My middle name is not the same as my grandmother’s name but it includes a variant of it that was chosen in part to honor her or it was coincidental and nice that it did, so I would say variants are honoring someone. Not everyone in my family has this, so it’s not like it was a tradition, it was merely considered and chosen above the other names on the list, which was supposed to be [name]Elizabeth[/name]. [name]Elizabeth[/name], as I understand it, was chosen against due to the fact there was a relative my father had a bad association with. Not to not honor exactly, he just disliked the name due to the association.
I also like a variant of my mother’s name and if she chooses to believe it’s an honor, I wouldn’t stop her. I just like the name.
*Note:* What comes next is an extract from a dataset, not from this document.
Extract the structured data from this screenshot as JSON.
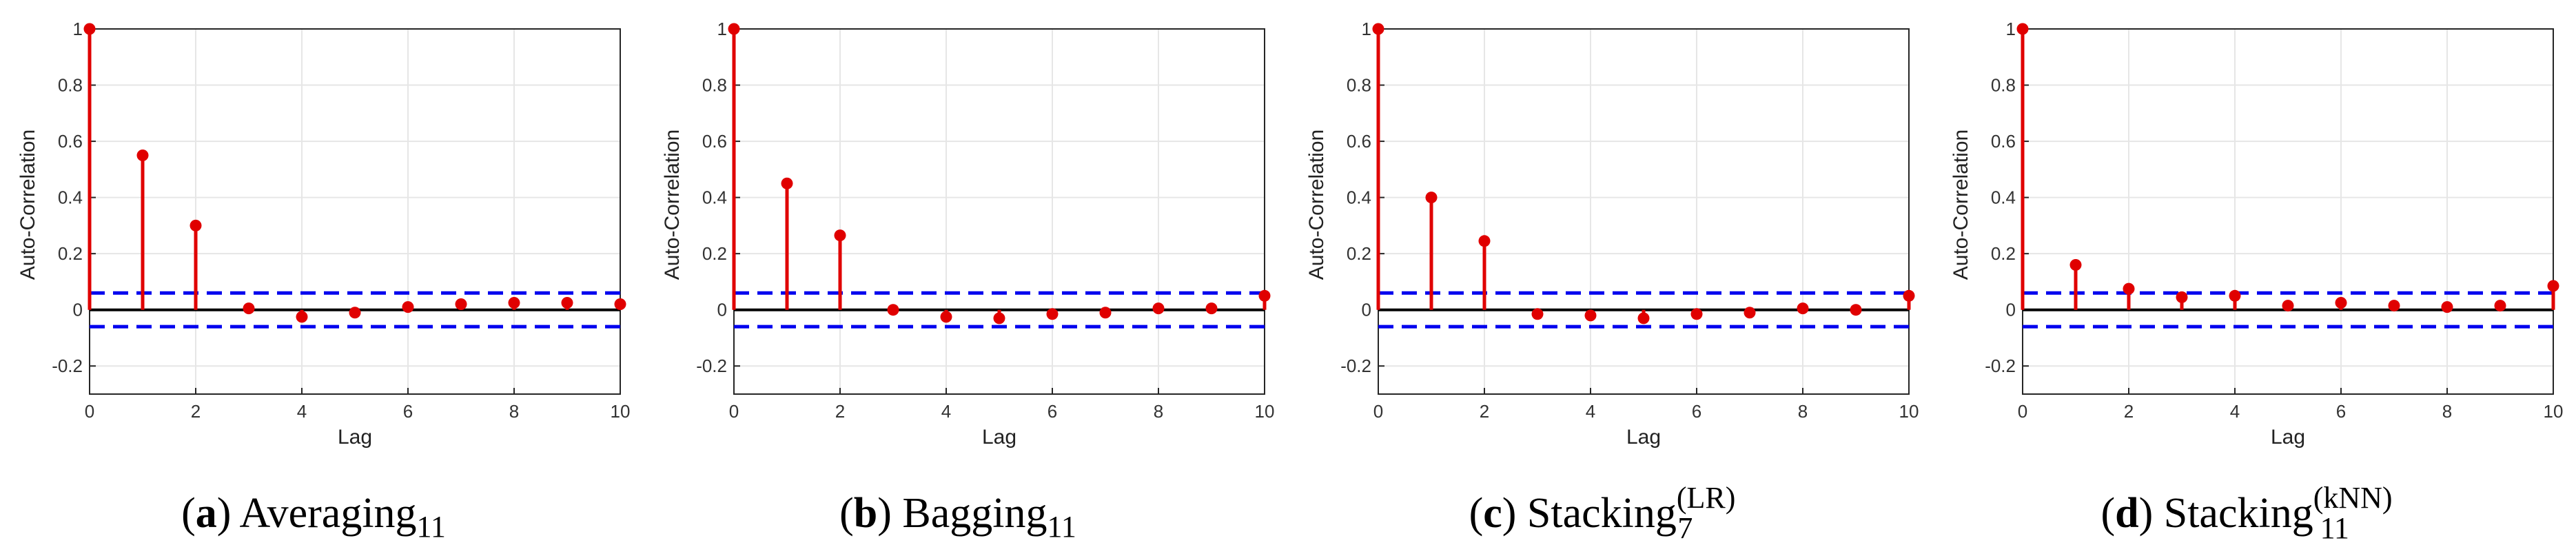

My philosophy is a middle name can be anything. My least favorite are the ones that don’t mean anything to anybody, and also the fussy indecisive kind of middle name or series of middle names because you never think you’re ever having another baby in your whole life and those names would be “wasted” if you don’t use them. They are wasted if you use them all, they are not wasted if you never get to use any of them. But if you’re having more kids, save some of your favorites for them.
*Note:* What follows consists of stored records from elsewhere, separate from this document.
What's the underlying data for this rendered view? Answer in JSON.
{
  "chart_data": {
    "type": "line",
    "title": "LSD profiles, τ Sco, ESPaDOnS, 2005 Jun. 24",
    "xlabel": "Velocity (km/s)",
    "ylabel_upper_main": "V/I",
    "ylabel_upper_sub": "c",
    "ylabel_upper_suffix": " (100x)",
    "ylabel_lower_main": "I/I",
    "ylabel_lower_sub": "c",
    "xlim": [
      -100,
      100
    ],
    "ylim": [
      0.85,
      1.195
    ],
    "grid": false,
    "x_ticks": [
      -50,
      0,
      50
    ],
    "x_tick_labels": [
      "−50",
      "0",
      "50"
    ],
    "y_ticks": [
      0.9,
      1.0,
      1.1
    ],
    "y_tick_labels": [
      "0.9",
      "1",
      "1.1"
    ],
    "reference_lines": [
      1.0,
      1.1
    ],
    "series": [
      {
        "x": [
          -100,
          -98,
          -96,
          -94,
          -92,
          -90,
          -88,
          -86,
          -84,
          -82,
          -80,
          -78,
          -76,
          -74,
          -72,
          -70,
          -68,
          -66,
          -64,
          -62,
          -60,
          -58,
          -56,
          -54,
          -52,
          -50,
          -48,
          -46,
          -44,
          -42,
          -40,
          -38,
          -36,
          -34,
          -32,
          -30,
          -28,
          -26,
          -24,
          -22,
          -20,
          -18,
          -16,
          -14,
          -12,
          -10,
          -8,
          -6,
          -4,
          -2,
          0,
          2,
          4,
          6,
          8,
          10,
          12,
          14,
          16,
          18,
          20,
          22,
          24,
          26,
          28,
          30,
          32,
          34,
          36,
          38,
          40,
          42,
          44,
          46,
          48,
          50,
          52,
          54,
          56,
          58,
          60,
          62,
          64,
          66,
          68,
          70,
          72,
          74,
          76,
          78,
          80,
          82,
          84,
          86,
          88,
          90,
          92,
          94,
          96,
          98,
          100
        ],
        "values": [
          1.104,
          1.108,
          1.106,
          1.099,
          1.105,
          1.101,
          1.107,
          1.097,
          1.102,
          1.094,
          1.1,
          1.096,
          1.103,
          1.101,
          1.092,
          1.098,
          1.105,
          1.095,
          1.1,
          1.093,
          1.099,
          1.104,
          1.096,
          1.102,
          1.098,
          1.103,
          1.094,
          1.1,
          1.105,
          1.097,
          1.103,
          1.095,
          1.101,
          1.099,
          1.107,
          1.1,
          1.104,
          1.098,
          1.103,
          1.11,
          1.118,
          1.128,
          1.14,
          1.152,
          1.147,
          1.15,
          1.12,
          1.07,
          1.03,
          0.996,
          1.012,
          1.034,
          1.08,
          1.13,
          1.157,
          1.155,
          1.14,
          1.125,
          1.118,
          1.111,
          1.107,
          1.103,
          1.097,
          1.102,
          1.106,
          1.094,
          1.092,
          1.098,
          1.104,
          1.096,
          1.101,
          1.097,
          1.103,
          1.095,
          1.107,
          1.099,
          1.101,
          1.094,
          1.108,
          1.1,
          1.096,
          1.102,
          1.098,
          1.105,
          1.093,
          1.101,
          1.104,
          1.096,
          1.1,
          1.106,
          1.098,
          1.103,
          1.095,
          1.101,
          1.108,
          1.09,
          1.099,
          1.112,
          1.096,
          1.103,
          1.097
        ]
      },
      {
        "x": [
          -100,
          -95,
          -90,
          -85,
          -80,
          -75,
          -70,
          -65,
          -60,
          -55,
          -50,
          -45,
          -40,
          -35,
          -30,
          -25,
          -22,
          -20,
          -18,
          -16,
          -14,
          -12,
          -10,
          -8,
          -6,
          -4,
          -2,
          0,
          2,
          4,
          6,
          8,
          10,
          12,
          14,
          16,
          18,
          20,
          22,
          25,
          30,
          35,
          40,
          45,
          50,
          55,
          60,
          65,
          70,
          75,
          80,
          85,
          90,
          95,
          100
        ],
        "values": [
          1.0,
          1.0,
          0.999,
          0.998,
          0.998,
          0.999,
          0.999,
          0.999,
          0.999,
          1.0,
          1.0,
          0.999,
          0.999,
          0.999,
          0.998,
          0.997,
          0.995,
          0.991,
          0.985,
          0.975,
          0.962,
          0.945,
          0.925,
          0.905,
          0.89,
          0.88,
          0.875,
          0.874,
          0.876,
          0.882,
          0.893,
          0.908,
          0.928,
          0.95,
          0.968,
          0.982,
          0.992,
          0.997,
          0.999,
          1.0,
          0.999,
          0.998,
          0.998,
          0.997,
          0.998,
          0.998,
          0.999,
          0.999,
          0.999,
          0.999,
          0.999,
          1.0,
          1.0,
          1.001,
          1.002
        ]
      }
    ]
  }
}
I treat a middle name as a very good place to put a special name, my philosophy on the first name is that it’s a tag, a label, a tool. Doesn’t mean it can’t be real nice, but I like short, easy to spell names because they are going to use that every day for the rest of their life, it’s not a beautiful song that stands out in daycare but it serves them their whole life. I think the middle name is better for that. What does the V. stand for? Something original, significant, substantial, personally favored. I like the structure of my own name, short label [name]Karen[/name], secret middle name, longer, prettier, significant sort of. People have to get that out of me. I don’t want them calling me that, I don’t think it’s practical, but I like it there. More than you asked.
Also, if you start honoring people, you might get stuck when someone doesn’t get honored because they aren’t your favorite (but may be your spouse’s especially most favorite) or their name is too ugly.
If you’re not having enough children to honor everyone equally, such as each child has up to 8 grandparents and step-grandparents and according to you and your spouse’s upbringing in these tricky times when divorce means twice as many parents, steps may mean more to you than some of your biological parents. Ok, even 4 is a lot, especially if you have to flip a coin on the first child of who gets honored and who has to wait until next time, if there is a next time, and this is not including extra people like aunts and uncles and dear college friends, with maybe special priority to folks who have died ahead of people who are still alive.
I like honoring people who matter, and I think in the equation, the baby is also a person who matters - honor them with a good name, no matter where it came from.